Learn More About Jared

Recent Courses

  • Introduction to Sociology
  • Sociology of Diversity
  • Race & Ethnicity
  • Basic Statistics for Social Science

Short Bio

Jared is currently completing his dissertation, a book manuscript geared towards undergraduate student learning that is based on two years of ethnographic research at an urban farm. This project contributes to sociological understanding about food justice, ecological sustainability, social movements, friendship, and the sociology of knowledge.

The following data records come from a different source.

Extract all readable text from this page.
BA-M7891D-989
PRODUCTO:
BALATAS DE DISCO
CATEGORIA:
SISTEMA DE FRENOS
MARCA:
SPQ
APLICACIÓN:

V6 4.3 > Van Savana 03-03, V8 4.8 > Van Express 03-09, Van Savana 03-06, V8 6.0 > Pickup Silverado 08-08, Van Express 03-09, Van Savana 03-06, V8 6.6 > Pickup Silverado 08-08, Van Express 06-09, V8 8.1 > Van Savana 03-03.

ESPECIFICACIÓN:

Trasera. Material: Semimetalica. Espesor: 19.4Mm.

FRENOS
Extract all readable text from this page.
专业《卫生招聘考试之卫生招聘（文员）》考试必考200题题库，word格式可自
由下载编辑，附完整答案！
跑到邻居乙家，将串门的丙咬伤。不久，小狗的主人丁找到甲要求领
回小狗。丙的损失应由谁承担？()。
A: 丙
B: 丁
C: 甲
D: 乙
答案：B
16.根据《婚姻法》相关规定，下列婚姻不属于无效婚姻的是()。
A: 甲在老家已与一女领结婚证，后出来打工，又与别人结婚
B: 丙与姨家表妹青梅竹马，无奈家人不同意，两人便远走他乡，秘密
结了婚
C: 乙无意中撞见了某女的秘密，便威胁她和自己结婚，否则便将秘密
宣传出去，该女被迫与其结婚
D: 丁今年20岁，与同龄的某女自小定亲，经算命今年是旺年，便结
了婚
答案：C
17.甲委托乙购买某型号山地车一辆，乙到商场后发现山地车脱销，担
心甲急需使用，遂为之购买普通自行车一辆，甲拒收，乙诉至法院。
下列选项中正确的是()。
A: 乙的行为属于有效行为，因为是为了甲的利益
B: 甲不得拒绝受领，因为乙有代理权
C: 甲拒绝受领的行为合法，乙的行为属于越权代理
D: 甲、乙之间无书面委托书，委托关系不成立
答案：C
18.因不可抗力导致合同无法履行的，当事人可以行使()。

Pedagogically, Jared’s approach to teaching is creative and interactive, and he was honored to accept teaching awards from the Department of Sociology in 2016, and from the University at Buffalo in 2018. His future plans are to further connect teaching with research, most notably by developing classes that both engage undergraduate students in research activities, and connect them with community-based organizations and initiatives. Currently, Jared is also a Graduate Fellow with the Office of Inclusive Excellence at the University at Buffalo, working alongside the Vice Provost to create policies and programming that bolster the recruitment, retention, and success of underrepresented students, faculty, and staff on campus.

Sam Yaqi Yuan.

Sam Yaqi Yuan

Dissertation: “Public Opinion of Health Care Systems: Social Determinants and the Moderating Effects of Social Contexts and Historical Contexts"
Committee: Kristen Schultz Lee (chair), Hanna Grol-Prokopczyk, Jessica Su
Research Areas: Medical Sociology; Aging and Life Course; Law and Society



Learn More About Sam

Recent Courses:

  • Introduction to Sociology (online)
  • Social Research Methods
  • Classical Sociological Theory
  • Law & Society

Short Bio:

Sam is a PhD candidate and an adjunct instructor at the Department of Sociology, University at Buffalo, SUNY. In her dissertation she uses a diverse set of sociological methods and theories to understand the interactive effects of social or historical context and individual socio-economic background on opinion of healthcare system. This projects enhances understanding the relationship between institutional structure and public perception. The empirical analyses have important practical implications for medical, political, and sociological research. She is also a graduate assistant at the Baldy Center for Law and Social Policy, School of Law, University at Buffalo, SUNY.